When you shop for conventional beef, poultry, and eggs at the grocery store, the animals that produced that food were likely fed grain. Typically, corn and soybeans (which are plentiful, easy-to-grow crops) are fed to animals raised for meat and eggs. However, there is a move back to the old-fashioned way of raising farm animals, which is to let them graze on pasture.

Pastured and/or grass-fed animals are, obviously, raised on a diet that is different than their grain-eating counterparts. If you find grass-fed or pastured meat and eggs in your store, it’s likely more expensive, too. Why? Are there advantages to this way of raising meat- and egg-producing animals? Here are some things to consider about the advantages of grass-fed and pastured foods.

Food Safety

Studies in the late 90s showed a much lower count of E. coli bacteria in grass-fed beef than in grain-fed. Research also indicates that even the E. coli that is found in grass-fed beef is much more likely to succumb to the beef-eater’s stomach acid, and therefore not pose a health threat.

Nutritive Value

Multiple sources point to grass-fed meat’s nutritional superiority, particularly with regard to healthy fats. If you’ve ever seen the yolks of pastured chickens’ eggs, you can see a definite color difference and taste it, too.

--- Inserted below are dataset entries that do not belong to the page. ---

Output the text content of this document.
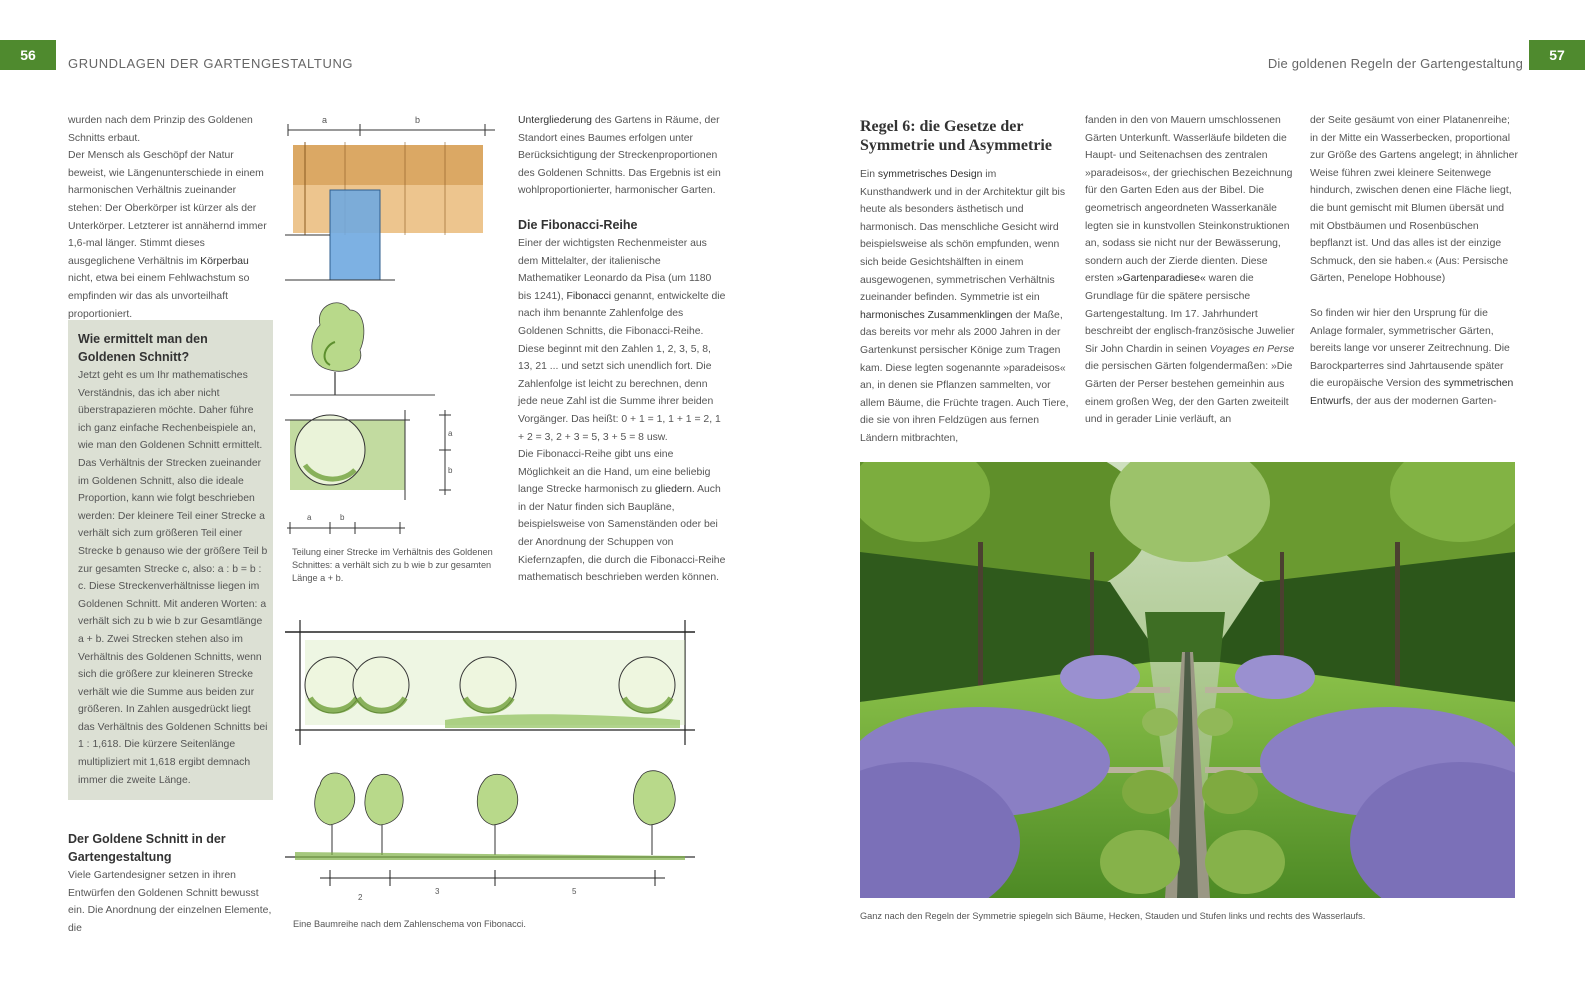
56
GRUNDLAGEN DER GARTENGESTALTUNG

wurden nach dem Prinzip des Goldenen Schnitts erbaut.

Der Mensch als Geschöpf der Natur beweist, wie Längenunterschiede in einem harmonischen Verhältnis zueinander stehen: Der Oberkörper ist kürzer als der Unterkörper. Letzterer ist annähernd immer 1,6-mal länger. Stimmt dieses ausgeglichene Verhältnis im Körperbau nicht, etwa bei einem Fehlwachstum so empfinden wir das als unvorteilhaft proportioniert.

Wie ermittelt man den Goldenen Schnitt?

Jetzt geht es um Ihr mathematisches Verständnis, das ich aber nicht überstrapazieren möchte. Daher führe ich ganz einfache Rechenbeispiele an, wie man den Goldenen Schnitt ermittelt. Das Verhältnis der Strecken zueinander im Goldenen Schnitt, also die ideale Proportion, kann wie folgt beschrieben werden: Der kleinere Teil einer Strecke a verhält sich zum größeren Teil einer Strecke b genauso wie der größere Teil b zur gesamten Strecke c, also: a : b = b : c. Diese Streckenverhältnisse liegen im Goldenen Schnitt. Mit anderen Worten: a verhält sich zu b wie b zur Gesamtlänge a + b. Zwei Strecken stehen also im Verhältnis des Goldenen Schnitts, wenn sich die größere zur kleineren Strecke verhält wie die Summe aus beiden zur größeren. In Zahlen ausgedrückt liegt das Verhältnis des Goldenen Schnitts bei 1 : 1,618. Die kürzere Seitenlänge multipliziert mit 1,618 ergibt demnach immer die zweite Länge.

Der Goldene Schnitt in der Gartengestaltung

Viele Gartendesigner setzen in ihren Entwürfen den Goldenen Schnitt bewusst ein. Die Anordnung der einzelnen Elemente, die

a	b
a
b
a	b
Teilung einer Strecke im Verhältnis des Goldenen Schnittes: a verhält sich zu b wie b zur gesamten Länge a + b.
2
3	5
Eine Baumreihe nach dem Zahlenschema von Fibonacci.

Untergliederung des Gartens in Räume, der Standort eines Baumes erfolgen unter Berücksichtigung der Streckenproportionen des Goldenen Schnitts. Das Ergebnis ist ein wohlproportionierter, harmonischer Garten.

Die Fibonacci-Reihe

Einer der wichtigsten Rechenmeister aus dem Mittelalter, der italienische Mathematiker Leonardo da Pisa (um 1180 bis 1241), Fibonacci genannt, entwickelte die nach ihm benannte Zahlenfolge des Goldenen Schnitts, die Fibonacci-Reihe. Diese beginnt mit den Zahlen 1, 2, 3, 5, 8, 13, 21 ... und setzt sich unendlich fort. Die Zahlenfolge ist leicht zu berechnen, denn jede neue Zahl ist die Summe ihrer beiden Vorgänger. Das heißt: 0 + 1 = 1, 1 + 1 = 2, 1 + 2 = 3, 2 + 3 = 5, 3 + 5 = 8 usw.

Die Fibonacci-Reihe gibt uns eine Möglichkeit an die Hand, um eine beliebig lange Strecke harmonisch zu gliedern. Auch in der Natur finden sich Baupläne, beispielsweise von Samenständen oder bei der Anordnung der Schuppen von Kiefernzapfen, die durch die Fibonacci-Reihe mathematisch beschrieben werden können.

Die goldenen Regeln der Gartengestaltung
57
Regel 6: die Gesetze der Symmetrie und Asymmetrie

Ein symmetrisches Design im Kunsthandwerk und in der Architektur gilt bis heute als besonders ästhetisch und harmonisch. Das menschliche Gesicht wird beispielsweise als schön empfunden, wenn sich beide Gesichtshälften in einem ausgewogenen, symmetrischen Verhältnis zueinander befinden. Symmetrie ist ein harmonisches Zusammenklingen der Maße, das bereits vor mehr als 2000 Jahren in der Gartenkunst persischer Könige zum Tragen kam. Diese legten sogenannte »paradeisos« an, in denen sie Pflanzen sammelten, vor allem Bäume, die Früchte tragen. Auch Tiere, die sie von ihren Feldzügen aus fernen Ländern mitbrachten,

fanden in den von Mauern umschlossenen Gärten Unterkunft. Wasserläufe bildeten die Haupt- und Seitenachsen des zentralen »paradeisos«, der griechischen Bezeichnung für den Garten Eden aus der Bibel. Die geometrisch angeordneten Wasserkanäle legten sie in kunstvollen Steinkonstruktionen an, sodass sie nicht nur der Bewässerung, sondern auch der Zierde dienten. Diese ersten »Gartenparadiese« waren die Grundlage für die spätere persische Gartengestaltung. Im 17. Jahrhundert beschreibt der englisch-französische Juwelier Sir John Chardin in seinen Voyages en Perse die persischen Gärten folgendermaßen: »Die Gärten der Perser bestehen gemeinhin aus einem großen Weg, der den Garten zweiteilt und in gerader Linie verläuft, an

der Seite gesäumt von einer Platanenreihe; in der Mitte ein Wasserbecken, proportional zur Größe des Gartens angelegt; in ähnlicher Weise führen zwei kleinere Seitenwege hindurch, zwischen denen eine Fläche liegt, die bunt gemischt mit Blumen übersät und mit Obstbäumen und Rosenbüschen bepflanzt ist. Und das alles ist der einzige Schmuck, den sie haben.« (Aus: Persische Gärten, Penelope Hobhouse)

So finden wir hier den Ursprung für die Anlage formaler, symmetrischer Gärten, bereits lange vor unserer Zeitrechnung. Die Barockparterres sind Jahrtausende später die europäische Version des symmetrischen Entwurfs, der aus der modernen Garten-

Ganz nach den Regeln der Symmetrie spiegeln sich Bäume, Hecken, Stauden und Stufen links und rechts des Wasserlaufs.
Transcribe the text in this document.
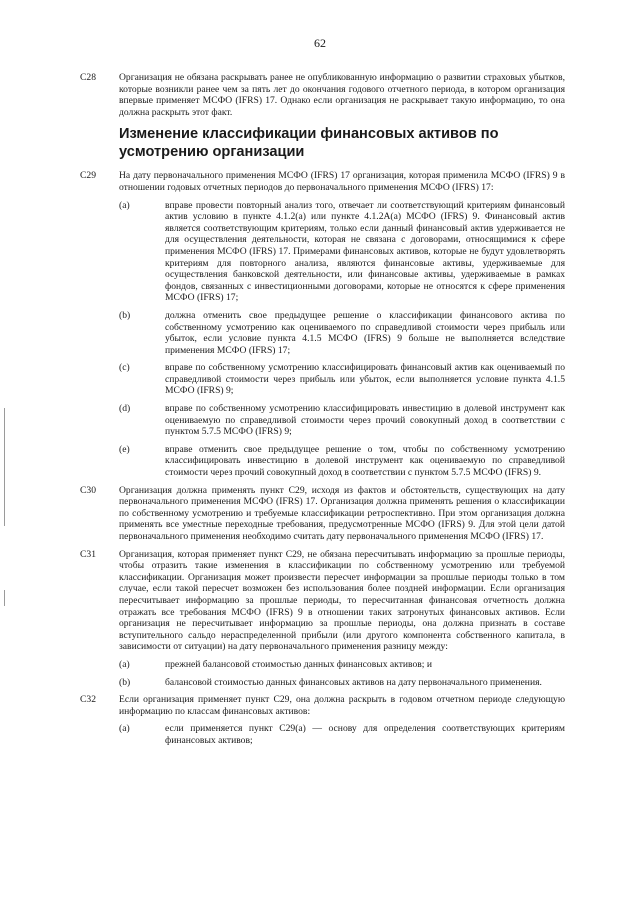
62
C28 Организация не обязана раскрывать ранее не опубликованную информацию о развитии страховых убытков, которые возникли ранее чем за пять лет до окончания годового отчетного периода, в котором организация впервые применяет МСФО (IFRS) 17. Однако если организация не раскрывает такую информацию, то она должна раскрыть этот факт.
Изменение классификации финансовых активов по усмотрению организации
C29 На дату первоначального применения МСФО (IFRS) 17 организация, которая применила МСФО (IFRS) 9 в отношении годовых отчетных периодов до первоначального применения МСФО (IFRS) 17:
(a)	вправе провести повторный анализ того, отвечает ли соответствующий критериям финансовый актив условию в пункте 4.1.2(a) или пункте 4.1.2A(a) МСФО (IFRS) 9. Финансовый актив является соответствующим критериям, только если данный финансовый актив удерживается не для осуществления деятельности, которая не связана с договорами, относящимися к сфере применения МСФО (IFRS) 17. Примерами финансовых активов, которые не будут удовлетворять критериям для повторного анализа, являются финансовые активы, удерживаемые для осуществления банковской деятельности, или финансовые активы, удерживаемые в рамках фондов, связанных с инвестиционными договорами, которые не относятся к сфере применения МСФО (IFRS) 17;
(b)	должна отменить свое предыдущее решение о классификации финансового актива по собственному усмотрению как оцениваемого по справедливой стоимости через прибыль или убыток, если условие пункта 4.1.5 МСФО (IFRS) 9 больше не выполняется вследствие применения МСФО (IFRS) 17;
(c)	вправе по собственному усмотрению классифицировать финансовый актив как оцениваемый по справедливой стоимости через прибыль или убыток, если выполняется условие пункта 4.1.5 МСФО (IFRS) 9;
(d)	вправе по собственному усмотрению классифицировать инвестицию в долевой инструмент как оцениваемую по справедливой стоимости через прочий совокупный доход в соответствии с пунктом 5.7.5 МСФО (IFRS) 9;
(e)	вправе отменить свое предыдущее решение о том, чтобы по собственному усмотрению классифицировать инвестицию в долевой инструмент как оцениваемую по справедливой стоимости через прочий совокупный доход в соответствии с пунктом 5.7.5 МСФО (IFRS) 9.
C30 Организация должна применять пункт C29, исходя из фактов и обстоятельств, существующих на дату первоначального применения МСФО (IFRS) 17. Организация должна применять решения о классификации по собственному усмотрению и требуемые классификации ретроспективно. При этом организация должна применять все уместные переходные требования, предусмотренные МСФО (IFRS) 9. Для этой цели датой первоначального применения необходимо считать дату первоначального применения МСФО (IFRS) 17.
C31 Организация, которая применяет пункт C29, не обязана пересчитывать информацию за прошлые периоды, чтобы отразить такие изменения в классификации по собственному усмотрению или требуемой классификации. Организация может произвести пересчет информации за прошлые периоды только в том случае, если такой пересчет возможен без использования более поздней информации. Если организация пересчитывает информацию за прошлые периоды, то пересчитанная финансовая отчетность должна отражать все требования МСФО (IFRS) 9 в отношении таких затронутых финансовых активов. Если организация не пересчитывает информацию за прошлые периоды, она должна признать в составе вступительного сальдо нераспределенной прибыли (или другого компонента собственного капитала, в зависимости от ситуации) на дату первоначального применения разницу между:
(a)	прежней балансовой стоимостью данных финансовых активов; и
(b)	балансовой стоимостью данных финансовых активов на дату первоначального применения.
C32 Если организация применяет пункт C29, она должна раскрыть в годовом отчетном периоде следующую информацию по классам финансовых активов:
(a)	если применяется пункт C29(a) — основу для определения соответствующих критериям финансовых активов;
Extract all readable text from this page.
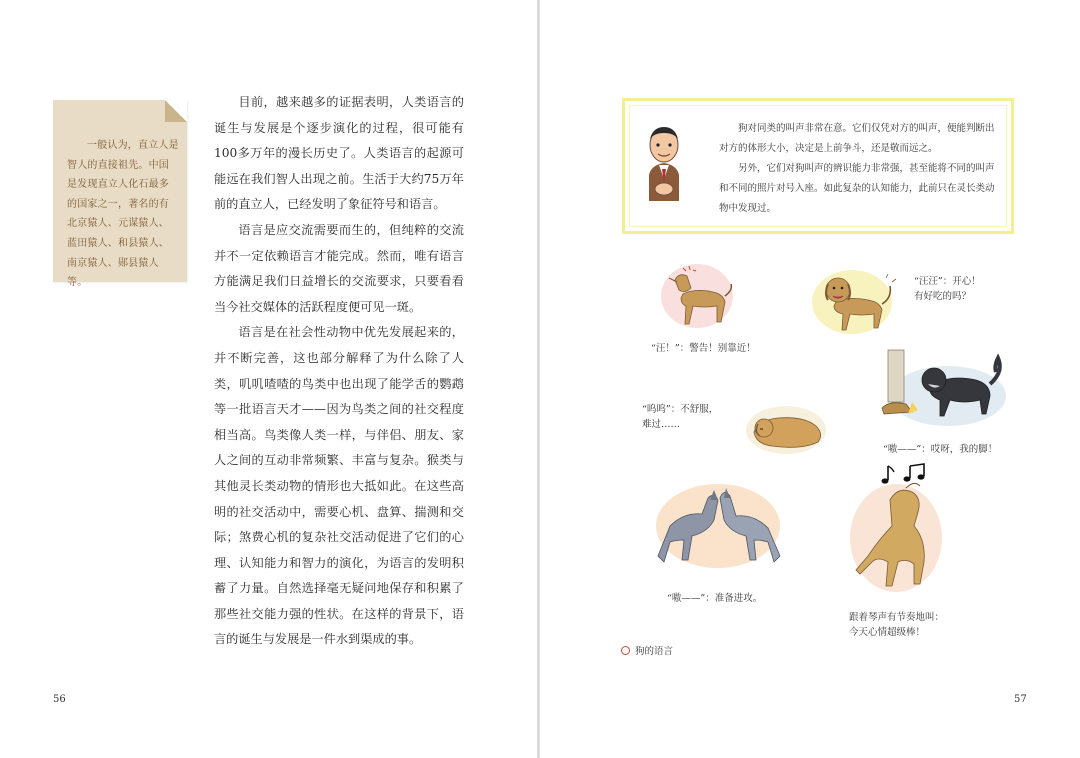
一般认为，直立人是智人的直接祖先。中国是发现直立人化石最多的国家之一，著名的有北京猿人、元谋猿人、蓝田猿人、和县猿人、南京猿人、郧县猿人等。

目前，越来越多的证据表明，人类语言的诞生与发展是个逐步演化的过程，很可能有100多万年的漫长历史了。人类语言的起源可能远在我们智人出现之前。生活于大约75万年前的直立人，已经发明了象征符号和语言。

语言是应交流需要而生的，但纯粹的交流并不一定依赖语言才能完成。然而，唯有语言方能满足我们日益增长的交流要求，只要看看当今社交媒体的活跃程度便可见一斑。

语言是在社会性动物中优先发展起来的，并不断完善，这也部分解释了为什么除了人类，叽叽喳喳的鸟类中也出现了能学舌的鹦鹉等一批语言天才——因为鸟类之间的社交程度相当高。鸟类像人类一样，与伴侣、朋友、家人之间的互动非常频繁、丰富与复杂。猴类与其他灵长类动物的情形也大抵如此。在这些高明的社交活动中，需要心机、盘算、揣测和交际；煞费心机的复杂社交活动促进了它们的心理、认知能力和智力的演化，为语言的发明积蓄了力量。自然选择毫无疑问地保存和积累了那些社交能力强的性状。在这样的背景下，语言的诞生与发展是一件水到渠成的事。

56

狗对同类的叫声非常在意。它们仅凭对方的叫声，便能判断出对方的体形大小，决定是上前争斗，还是敬而远之。

另外，它们对狗叫声的辨识能力非常强，甚至能将不同的叫声和不同的照片对号入座。如此复杂的认知能力，此前只在灵长类动物中发现过。

“汪！”：警告！别靠近！
“汪汪”：开心！
有好吃的吗？
“呜呜”：不舒服，
难过……
“嗷——”：哎呀，我的脚！
“嗷——”：准备进攻。
跟着琴声有节奏地叫：
今天心情超级棒！
狗的语言
57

Grass-fed beef and poultry also taste different. That’s because it is different! Concerns about the saturated fat found in beef may well be offset by the healthy benefits of the Omega-3’s, Omega-6’s, and CLAs in grass-fed meats.

Grass-fed meats are generally leaner anyhow. Animals that are fed grains are being fattened for market quickly, and that fat, of course, gets passed on to the consumer.

Environmental Advantages

It’s been said that the only sustainable way to grow animals for food is to pasture them. The reasons for this are various, but the most obvious one is that pasturing animals makes good use of the land. Grain-fed animals are generally kept in feed lots, and the crowded conditions make for problems with managing the animals’ waste, and storm run-off from feed lots may be contaminated with this waste.

Also, in order to feed grain-fed animals on feed lots, an enormous amount of land must be dedicated to one or two basic crops that the animals eat. By contrast, pasture-feeding animals encourages biodiversity of plants which is said to be much better for the surrounding ecosystems.

Animal Welfare

Let’s face it – animals just seem happier when they are allowed to range over pasture land. Disease is less common when animals are not crowded together on feed lots, and animals are generally treated more humanely in pasture situations.